Called well worth reading by The Economist and earnest and entertaining by the Financial Times, Tarun Khanna’sBillions of Entrepreneurs
is an elegantly written book that mixes on-the-ground stories with thorough research to show how Chinese and Indian entrepreneurs are creating change through new business models and bringing hope to countless people across the globe. Khanna juxtaposes, on a variety of levels, China and India; explores how the future depends on understanding the yin and yang of these two nations; and emphasizes the increasingly important links between China, India, and the West. Khanna embraces what he calls a ‘big tent view of entrepreneurship’––going beyond typical stories of high profile, young executives taking companies public and focusing on social and political entrepreneurs who are redefining the norms of daily activity.

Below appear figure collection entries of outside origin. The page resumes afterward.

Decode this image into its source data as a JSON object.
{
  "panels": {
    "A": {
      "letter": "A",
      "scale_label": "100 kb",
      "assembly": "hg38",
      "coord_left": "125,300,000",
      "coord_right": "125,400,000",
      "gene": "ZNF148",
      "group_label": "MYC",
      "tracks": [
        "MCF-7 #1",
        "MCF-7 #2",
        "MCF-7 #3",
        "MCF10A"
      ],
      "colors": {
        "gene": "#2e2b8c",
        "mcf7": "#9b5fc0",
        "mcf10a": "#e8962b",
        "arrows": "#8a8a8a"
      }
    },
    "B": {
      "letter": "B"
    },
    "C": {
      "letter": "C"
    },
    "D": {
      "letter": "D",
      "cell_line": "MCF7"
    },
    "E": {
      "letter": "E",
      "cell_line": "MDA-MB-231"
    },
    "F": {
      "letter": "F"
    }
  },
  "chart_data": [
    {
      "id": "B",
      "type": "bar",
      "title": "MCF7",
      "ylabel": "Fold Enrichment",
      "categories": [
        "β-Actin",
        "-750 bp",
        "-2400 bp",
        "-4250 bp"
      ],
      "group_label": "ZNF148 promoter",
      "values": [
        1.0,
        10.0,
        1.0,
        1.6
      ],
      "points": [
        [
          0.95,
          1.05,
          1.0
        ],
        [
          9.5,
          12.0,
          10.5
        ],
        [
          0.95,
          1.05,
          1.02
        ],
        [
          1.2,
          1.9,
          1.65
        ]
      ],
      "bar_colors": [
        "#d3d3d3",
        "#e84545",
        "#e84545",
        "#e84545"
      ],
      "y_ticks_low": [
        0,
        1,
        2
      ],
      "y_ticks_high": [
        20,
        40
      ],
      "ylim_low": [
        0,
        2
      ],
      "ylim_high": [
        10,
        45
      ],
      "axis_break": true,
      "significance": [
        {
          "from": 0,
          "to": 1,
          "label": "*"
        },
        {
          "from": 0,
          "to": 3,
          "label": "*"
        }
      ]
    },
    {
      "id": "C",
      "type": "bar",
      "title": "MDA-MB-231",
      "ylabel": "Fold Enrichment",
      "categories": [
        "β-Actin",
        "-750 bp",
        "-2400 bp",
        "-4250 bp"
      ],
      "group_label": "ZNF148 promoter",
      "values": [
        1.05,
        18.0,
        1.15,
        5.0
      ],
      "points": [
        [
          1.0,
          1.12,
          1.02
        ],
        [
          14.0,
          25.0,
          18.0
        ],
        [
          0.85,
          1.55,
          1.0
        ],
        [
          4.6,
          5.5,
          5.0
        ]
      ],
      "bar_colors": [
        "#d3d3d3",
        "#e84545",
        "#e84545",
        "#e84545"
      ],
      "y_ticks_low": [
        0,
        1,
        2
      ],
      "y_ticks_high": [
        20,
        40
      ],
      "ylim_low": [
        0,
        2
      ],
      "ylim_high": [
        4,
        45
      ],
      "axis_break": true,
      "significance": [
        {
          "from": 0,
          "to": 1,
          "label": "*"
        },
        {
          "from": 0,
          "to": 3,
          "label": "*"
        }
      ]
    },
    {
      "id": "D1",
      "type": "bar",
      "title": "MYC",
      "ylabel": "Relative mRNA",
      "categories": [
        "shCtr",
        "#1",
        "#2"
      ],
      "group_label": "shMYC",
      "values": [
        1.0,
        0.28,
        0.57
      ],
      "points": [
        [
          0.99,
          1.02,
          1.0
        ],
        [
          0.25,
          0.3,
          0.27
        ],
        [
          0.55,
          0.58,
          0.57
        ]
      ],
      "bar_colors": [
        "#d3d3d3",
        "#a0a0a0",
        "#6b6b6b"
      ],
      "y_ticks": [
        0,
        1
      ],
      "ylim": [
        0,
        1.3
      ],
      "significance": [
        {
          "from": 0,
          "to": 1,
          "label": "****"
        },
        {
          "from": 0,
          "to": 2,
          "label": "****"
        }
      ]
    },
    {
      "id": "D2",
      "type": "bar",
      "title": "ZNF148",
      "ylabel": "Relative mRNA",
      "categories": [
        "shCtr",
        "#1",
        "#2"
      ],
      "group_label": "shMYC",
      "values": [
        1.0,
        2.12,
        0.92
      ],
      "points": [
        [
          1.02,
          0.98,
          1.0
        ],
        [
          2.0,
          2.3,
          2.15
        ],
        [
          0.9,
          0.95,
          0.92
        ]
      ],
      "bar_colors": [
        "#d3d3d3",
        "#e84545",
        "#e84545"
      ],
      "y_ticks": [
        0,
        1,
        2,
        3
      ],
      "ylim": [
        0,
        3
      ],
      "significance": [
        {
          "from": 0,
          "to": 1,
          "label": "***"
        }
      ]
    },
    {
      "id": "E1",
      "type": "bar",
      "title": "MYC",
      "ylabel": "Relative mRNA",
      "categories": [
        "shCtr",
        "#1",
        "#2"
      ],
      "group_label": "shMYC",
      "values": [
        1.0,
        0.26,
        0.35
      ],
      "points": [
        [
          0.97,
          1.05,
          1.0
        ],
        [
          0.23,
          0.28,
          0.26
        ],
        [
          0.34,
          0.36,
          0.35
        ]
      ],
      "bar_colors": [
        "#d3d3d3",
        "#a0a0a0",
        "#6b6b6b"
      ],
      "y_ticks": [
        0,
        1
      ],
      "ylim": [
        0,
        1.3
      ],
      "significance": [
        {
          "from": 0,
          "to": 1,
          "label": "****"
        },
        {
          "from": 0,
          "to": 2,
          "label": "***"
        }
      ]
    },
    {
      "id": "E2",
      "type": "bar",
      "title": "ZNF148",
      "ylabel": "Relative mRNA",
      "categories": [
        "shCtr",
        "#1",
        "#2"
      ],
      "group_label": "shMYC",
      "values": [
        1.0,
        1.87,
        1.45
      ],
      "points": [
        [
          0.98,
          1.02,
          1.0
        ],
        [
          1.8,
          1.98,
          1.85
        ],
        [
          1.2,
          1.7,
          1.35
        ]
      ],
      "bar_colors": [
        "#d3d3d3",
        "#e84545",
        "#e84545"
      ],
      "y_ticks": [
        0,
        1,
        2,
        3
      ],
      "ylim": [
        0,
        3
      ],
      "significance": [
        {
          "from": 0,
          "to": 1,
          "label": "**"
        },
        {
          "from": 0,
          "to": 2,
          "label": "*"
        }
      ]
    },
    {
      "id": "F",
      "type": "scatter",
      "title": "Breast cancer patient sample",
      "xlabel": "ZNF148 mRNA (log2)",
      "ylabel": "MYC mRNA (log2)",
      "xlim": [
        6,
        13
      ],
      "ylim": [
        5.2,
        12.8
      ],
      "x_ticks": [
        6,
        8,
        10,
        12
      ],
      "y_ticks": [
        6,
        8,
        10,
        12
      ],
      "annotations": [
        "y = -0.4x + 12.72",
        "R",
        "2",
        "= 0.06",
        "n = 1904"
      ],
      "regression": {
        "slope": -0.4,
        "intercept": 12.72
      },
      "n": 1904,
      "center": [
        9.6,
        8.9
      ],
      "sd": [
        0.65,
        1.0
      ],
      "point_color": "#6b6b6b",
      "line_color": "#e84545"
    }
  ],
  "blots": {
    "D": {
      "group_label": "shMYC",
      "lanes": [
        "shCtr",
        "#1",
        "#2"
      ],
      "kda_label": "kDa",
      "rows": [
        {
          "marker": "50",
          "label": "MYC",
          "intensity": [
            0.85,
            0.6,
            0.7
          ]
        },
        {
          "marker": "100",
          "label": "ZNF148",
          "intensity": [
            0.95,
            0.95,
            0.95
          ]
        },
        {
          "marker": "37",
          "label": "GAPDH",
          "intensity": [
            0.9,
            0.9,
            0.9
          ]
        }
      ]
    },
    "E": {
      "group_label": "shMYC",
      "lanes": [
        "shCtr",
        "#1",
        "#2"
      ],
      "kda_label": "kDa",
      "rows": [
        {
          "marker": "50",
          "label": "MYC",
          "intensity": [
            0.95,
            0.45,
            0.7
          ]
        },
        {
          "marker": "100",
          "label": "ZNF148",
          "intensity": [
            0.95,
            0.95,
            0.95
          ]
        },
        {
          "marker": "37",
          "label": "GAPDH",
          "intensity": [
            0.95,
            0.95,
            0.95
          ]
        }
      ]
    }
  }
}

In the book, Khanna sets out to demystify many of the questions that confound foreigners (BusinessWeek), exploring subjects that include each nation’s treatment of multinationals, Chinese and Indian managerial talent, and state vs. grassroots approaches to business and entrepreneurship. Khanna’s insightful analysis draws on history, economics, and political science, and is humanized by vivid portraits of the lives of individual entrepreneurs, politicians, and activists whom the author has met during his regular visits to each country. He argues that hope for prosperity in both countries lies in the hands of the billions of entrepreneurs who are alleviating social problems and historic tensions, benefiting both countries and the world at large.
According to the Financial Times: What Khanna does do, and does well, is cover vast sociopolitical and economic ground, and provide meaty information derived from conversations with people who have done business in India and China.